The Last Ship opens UK run at Northern Stage in Newcastle...

March 16, 2018

It was anchors aweigh for The Last Ship this week as the show opened for previews at Northern Stage in Newcastle, ahead of its official opening night on March 21. Following weeks of intensive rehearsals, the curtain finally went up on Sting’s debut musical, in the city that is the production’s spiritual home. The cast and creative team earned a standing ovation at the end of the first performance and extremely positive response on social media. 

To stay up to date with news of The Last Ship visit The Last Ship Musical and follow them on Twitter and Facebook.

Although the Newcastle run has almost sold out, you can catch the show at Liverpool, Birmingham, Northampton, Leeds, Nottingham, Cardiff, Dublin, Edinburgh, Glasgow, York and Manchester (click on each city name for ticket booking).

You can also check out some beautiful photographs of the cast and the stunning stage set here.

 

Comments
1
posted by stingcom
Stunning Last Ship Performances
Having been fortunate enough to see a few performances of The Last Ship on Broadway in autumn 2014 we were excited to see what changes had been made for the UK theatre run this Spring. The story had largely the same premise but there were indeed a number of significant changes. Happily, these tightened the story up and made the narrative clearer without sacrificing too much. A couple of characters had disappeared - Arthur and Father O'Brien - and Meg and Gideon's child was now a girl, Ellen. This was just one of the changes that we felt strengthened the role of the female characters in the play, along with Meg being a fairly successful businesswoman, the superb Charlie Hardwick as Peggy White, and the introduction of a thinly disguised Margaret Thatcher clone in the DTI's Baroness Tynedale. Most of the songs remain from the Broadway run, some with significantly changed lyrics, but the play is now much more relatable to UK audiences, especially those old enough to have lived through the industrial strikes and hardships of the 1970's and 80's. Shop stewards, picket lines, shipyard owners and workers are all here as are politicians who know the cost of everything but the value of nothing.
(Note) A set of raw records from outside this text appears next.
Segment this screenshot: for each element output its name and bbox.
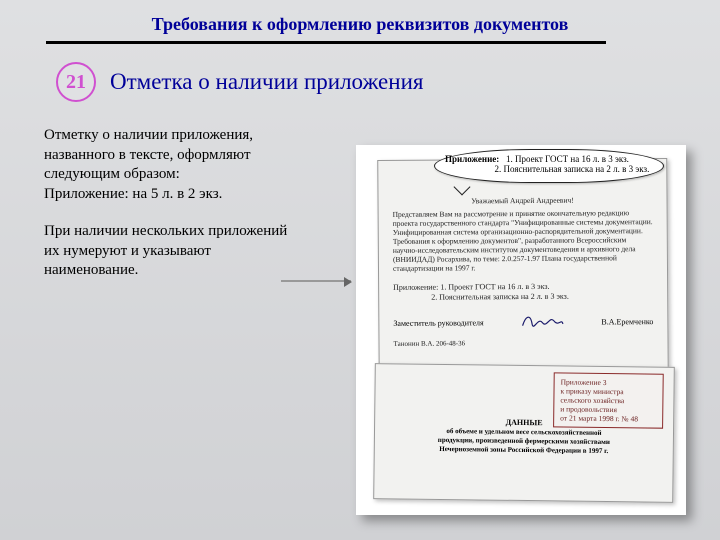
pointer-arrow [281, 280, 351, 282]
section-title: Отметка о наличии приложения [110, 69, 423, 95]
section-number-badge: 21 [56, 62, 96, 102]
red-stamp-box: Приложение 3 к приказу министра сельског… [553, 372, 664, 428]
body-paragraph-2: При наличии нескольких приложений их нум… [44, 222, 294, 281]
page-title: Требования к оформлению реквизитов докум… [80, 14, 640, 35]
callout-label: Приложение: [445, 154, 499, 164]
doc-attach-1: 1. Проект ГОСТ на 16 л. в 3 экз. [440, 282, 549, 292]
doc-position: Заместитель руководителя [393, 318, 483, 328]
signature-icon [519, 311, 565, 333]
body-paragraph-1b: Приложение: на 5 л. в 2 экз. [44, 186, 222, 202]
callout-bubble: Приложение: 1. Проект ГОСТ на 16 л. в 3 … [434, 149, 664, 183]
doc-attach-2: 2. Пояснительная записка на 2 л. в 3 экз… [431, 291, 569, 301]
document-preview: Уважаемый Андрей Андреевич! Представляем… [356, 145, 686, 515]
preview-bottom-document: Приложение 3 к приказу министра сельског… [373, 363, 675, 503]
body-text: Отметку о наличии приложения, названного… [44, 126, 294, 281]
callout-line-2: 2. Пояснительная записка на 2 л. в 3 экз… [495, 164, 650, 174]
body-paragraph-1: Отметку о наличии приложения, названного… [44, 127, 253, 182]
doc-footer: Танонин В.А. 206-48-36 [393, 338, 653, 348]
preview-top-document: Уважаемый Андрей Андреевич! Представляем… [377, 158, 669, 380]
doc-attachment-block: Приложение: 1. Проект ГОСТ на 16 л. в 3 … [393, 281, 653, 302]
horizontal-rule [46, 41, 606, 44]
doc-salutation: Уважаемый Андрей Андреевич! [392, 195, 652, 206]
arrow-line [281, 280, 351, 282]
doc-signer: В.А.Еремченко [601, 317, 653, 326]
callout-line-1: 1. Проект ГОСТ на 16 л. в 3 экз. [506, 154, 629, 164]
doc-attach-label: Приложение: [393, 283, 438, 292]
redbox-l5: от 21 марта 1998 г. № 48 [560, 413, 656, 423]
doc-paragraph: Представляем Вам на рассмотрение и приня… [393, 208, 653, 273]
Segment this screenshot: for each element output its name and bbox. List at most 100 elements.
The ending is much more open and much improved on Broadway one, with an impassioned monologue from Ellen highlighting the strength and unity of communities around the world - in the US, Greece, the Ivory Coast and the UK - to instigate and force change. The cast were terrific, and the stage set is simply stunning. There are few props, but the use of video and lighting is spectacular conjuring up shipyards, stormy seas, building and church interiors to beautiful effect.